Sulfur's Many Faces
Sulfur is a redox chameleon, existing in oxidation states from −2 (hydrogen sulfide) to +6 (sulfate). This chemical versatility drives its biogeochemical cycle through volcanic eruptions, rock weathering, biological metabolism, atmospheric chemistry, and ocean processes. Sulfur compounds range from the rotten-egg smell of H₂S to the life-essential amino acids cysteine and methionine to the industrial acid H₂SO₄.
The Acid Rain Era
The burning of sulfur-rich coal and oil during the 20th century released up to 65 TgS/yr as SO₂, dwarfing natural volcanic and biogenic sources combined. Atmospheric oxidation of SO₂ to sulfuric acid produced devastating acid rain across industrialized regions — killing fish in Scandinavian lakes, stripping nutrients from Appalachian forest soils, and corroding limestone buildings. The US Clean Air Act (1990) and similar regulations have cut SO₂ emissions dramatically.
Aerosol Climate Effects
Sulfate aerosols formed from SO₂ oxidation scatter incoming sunlight and serve as cloud condensation nuclei, increasing cloud brightness and lifetime. This produces a significant cooling effect (−0.5 to −1.0 W/m²) that has partially masked greenhouse warming.
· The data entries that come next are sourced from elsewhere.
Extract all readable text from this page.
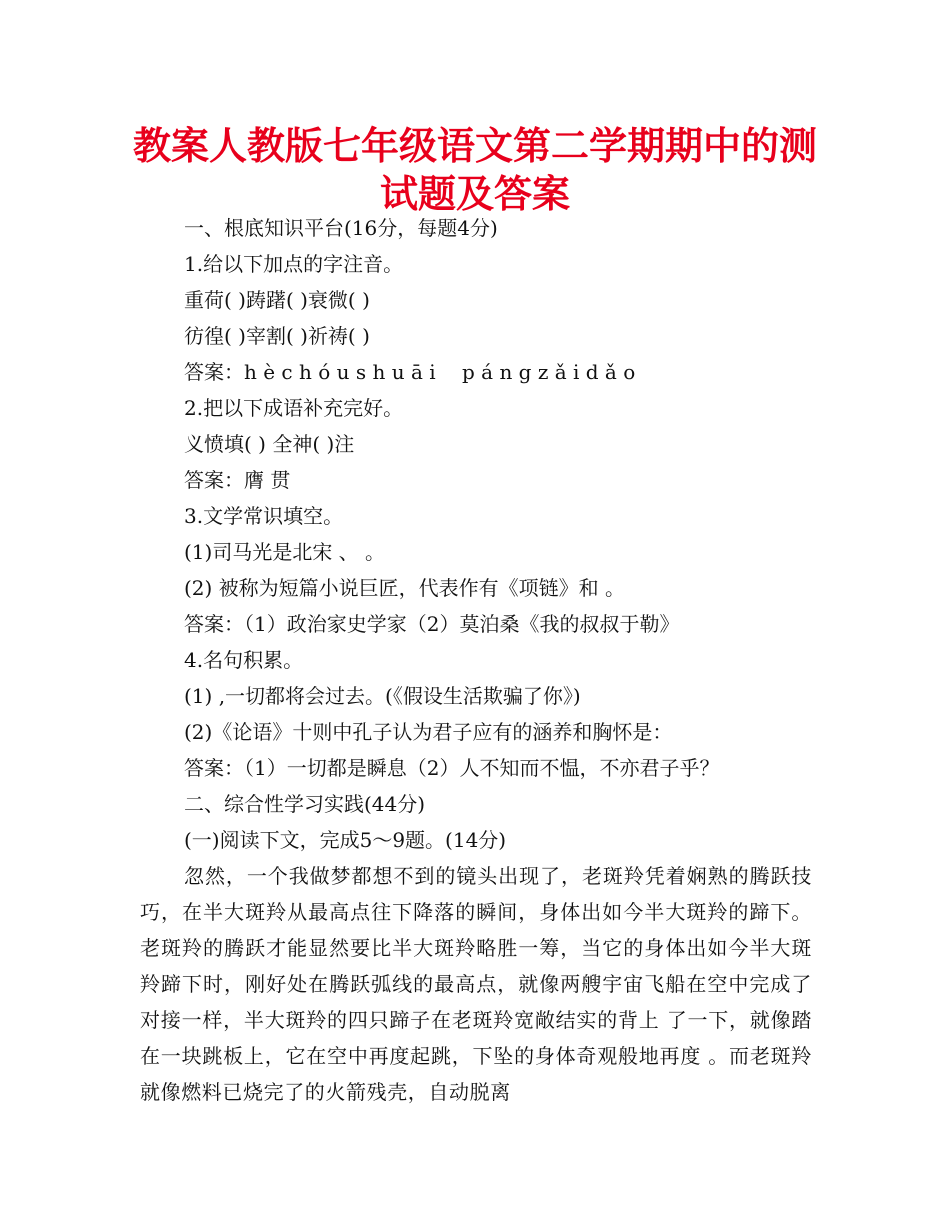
教案人教版七年级语文第二学期期中的测
试题及答案
一、根底知识平台(16分，每题4分)
1.给以下加点的字注音。
重荷( )踌躇( )衰微( )
彷徨( )宰割( )祈祷( )
答案：h è c h ó u s h u ā i　 p á n g z ǎ i d ǎ o
2.把以下成语补充完好。
义愤填( ) 全神( )注
答案：膺 贯
3.文学常识填空。
(1)司马光是北宋 、 。
(2) 被称为短篇小说巨匠，代表作有《项链》和 。
答案：（1）政治家史学家（2）莫泊桑《我的叔叔于勒》
4.名句积累。
(1) ,一切都将会过去。(《假设生活欺骗了你》)
(2)《论语》十则中孔子认为君子应有的涵养和胸怀是：
答案：（1）一切都是瞬息（2）人不知而不愠，不亦君子乎？
二、综合性学习实践(44分)
(一)阅读下文，完成5～9题。(14分)
忽然，一个我做梦都想不到的镜头出现了，老斑羚凭着娴熟的腾跃技巧，在半大斑羚从最高点往下降落的瞬间，身体出如今半大斑羚的蹄下。老斑羚的腾跃才能显然要比半大斑羚略胜一筹，当它的身体出如今半大斑羚蹄下时，刚好处在腾跃弧线的最高点，就像两艘宇宙飞船在空中完成了对接一样，半大斑羚的四只蹄子在老斑羚宽敞结实的背上 了一下，就像踏在一块跳板上，它在空中再度起跳，下坠的身体奇观般地再度 。而老斑羚就像燃料已烧完了的火箭残壳，自动脱离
As nations clean up SO₂ pollution, this cooling mask is removed — a dilemma where improving air quality may temporarily accelerate warming.
Ocean Sulfur and DMS
The oceans are a major sulfur reservoir, containing ~1.3 billion TgS as dissolved sulfate. Marine phytoplankton produce dimethylsulfide (DMS), the source of the 'smell of the sea.' DMS emissions (~20 TgS/yr) oxidize to form sulfate aerosols over remote oceans, potentially creating a climate feedback loop where warmer seas produce more phytoplankton, more DMS, more clouds, and thus cooling. This CLAW hypothesis remains one of the most intriguing questions in Earth system science.